Um die Schuldenpläne von Union und SPD zu ermöglichen, hat Finanzminister Jörg Kukies eine Ausnahmeregelung bei der Europäischen Union beantragt. Die geplante Neuverschuldung begründet der SPD-Politiker mit dem anhaltenden Krieg in der Ukraine – die bislang von Union und SPD geplanten Schulden sollen aber zunächst in Höhe von 500 Milliarden Euro für das Sondervermögen Infrastruktur aufgewendet werden.

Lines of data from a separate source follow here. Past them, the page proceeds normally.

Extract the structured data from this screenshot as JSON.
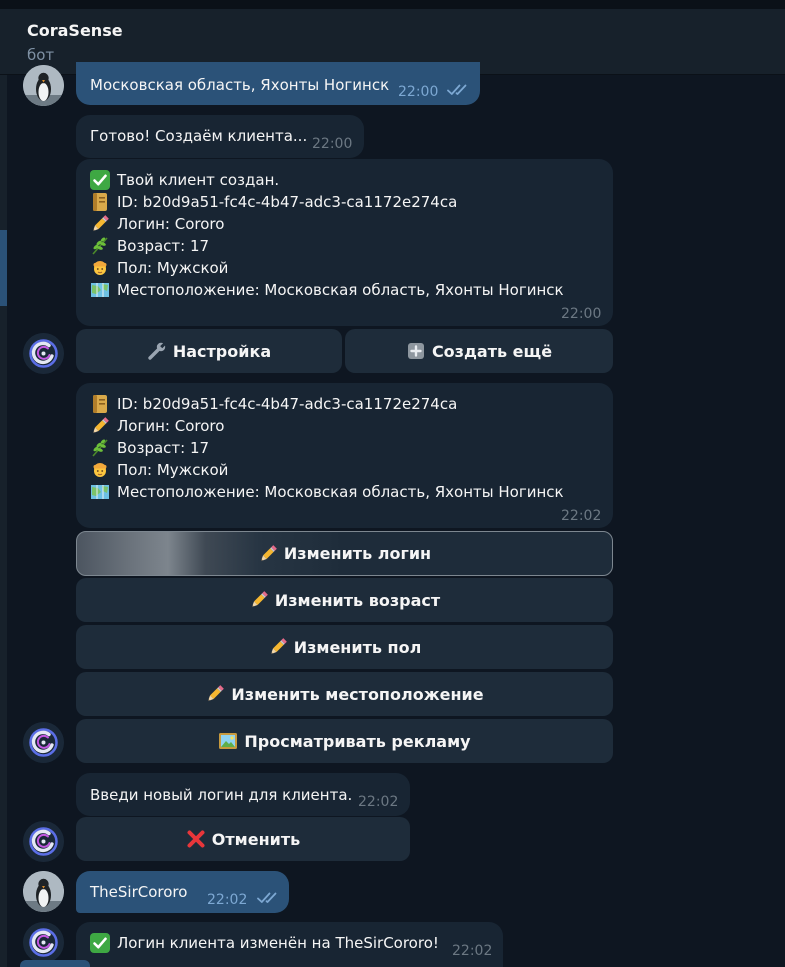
{
  "header": {
    "title": "CoraSense",
    "subtitle": "бот"
  },
  "colors": {
    "background": "#0e1621",
    "incoming": "#182533",
    "outgoing": "#2b5278",
    "button": "#1e2c3a",
    "meta": "#6c7883",
    "read_checks": "#7da8d3"
  },
  "messages": {
    "m1": {
      "text": "Московская область, Яхонты Ногинск",
      "time": "22:00",
      "status": "read"
    },
    "m2": {
      "text": "Готово! Создаём клиента...",
      "time": "22:00"
    },
    "m3": {
      "lines": [
        {
          "icon": "check-mark-icon",
          "text": "Твой клиент создан."
        },
        {
          "icon": "id-card-icon",
          "text": "ID: b20d9a51-fc4c-4b47-adc3-ca1172e274ca"
        },
        {
          "icon": "pencil-icon",
          "text": "Логин: Cororo"
        },
        {
          "icon": "herb-icon",
          "text": "Возраст: 17"
        },
        {
          "icon": "person-icon",
          "text": "Пол: Мужской"
        },
        {
          "icon": "map-icon",
          "text": "Местоположение: Московская область, Яхонты Ногинск"
        }
      ],
      "time": "22:00"
    },
    "kb1": {
      "settings": "Настройка",
      "create_more": "Создать ещё"
    },
    "m4": {
      "lines": [
        {
          "icon": "id-card-icon",
          "text": "ID: b20d9a51-fc4c-4b47-adc3-ca1172e274ca"
        },
        {
          "icon": "pencil-icon",
          "text": "Логин: Cororo"
        },
        {
          "icon": "herb-icon",
          "text": "Возраст: 17"
        },
        {
          "icon": "person-icon",
          "text": "Пол: Мужской"
        },
        {
          "icon": "map-icon",
          "text": "Местоположение: Московская область, Яхонты Ногинск"
        }
      ],
      "time": "22:02"
    },
    "kb2": {
      "change_login": "Изменить логин",
      "change_age": "Изменить возраст",
      "change_gender": "Изменить пол",
      "change_location": "Изменить местоположение",
      "watch_ads": "Просматривать рекламу"
    },
    "m5": {
      "text": "Введи новый логин для клиента.",
      "time": "22:02"
    },
    "kb3": {
      "cancel": "Отменить"
    },
    "m6": {
      "text": "TheSirCororo",
      "time": "22:02",
      "status": "read"
    },
    "m7": {
      "text": "Логин клиента изменён на TheSirCororo!",
      "time": "22:02"
    }
  }
}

Deutschland muss bei der EU um die Aktivierung der „Nationalen Ausweichklausel“ bitten, weil die Neuverschuldung von Staaten im Stabilitäts- und Wachstumspakt gedeckelt ist: Haushaltsdefizite dürfen nicht die Drei-Prozent-Marke überschreiten. Zuletzt hatte auch die Brüsseler Denkfabrik Bruegel eine Auswertung veröffentlicht, in der sie zu dem Schluss kam, Deutschland könnte die neuen Schulden möglicherweise wegen der EU-Regeln gar nicht nutzen.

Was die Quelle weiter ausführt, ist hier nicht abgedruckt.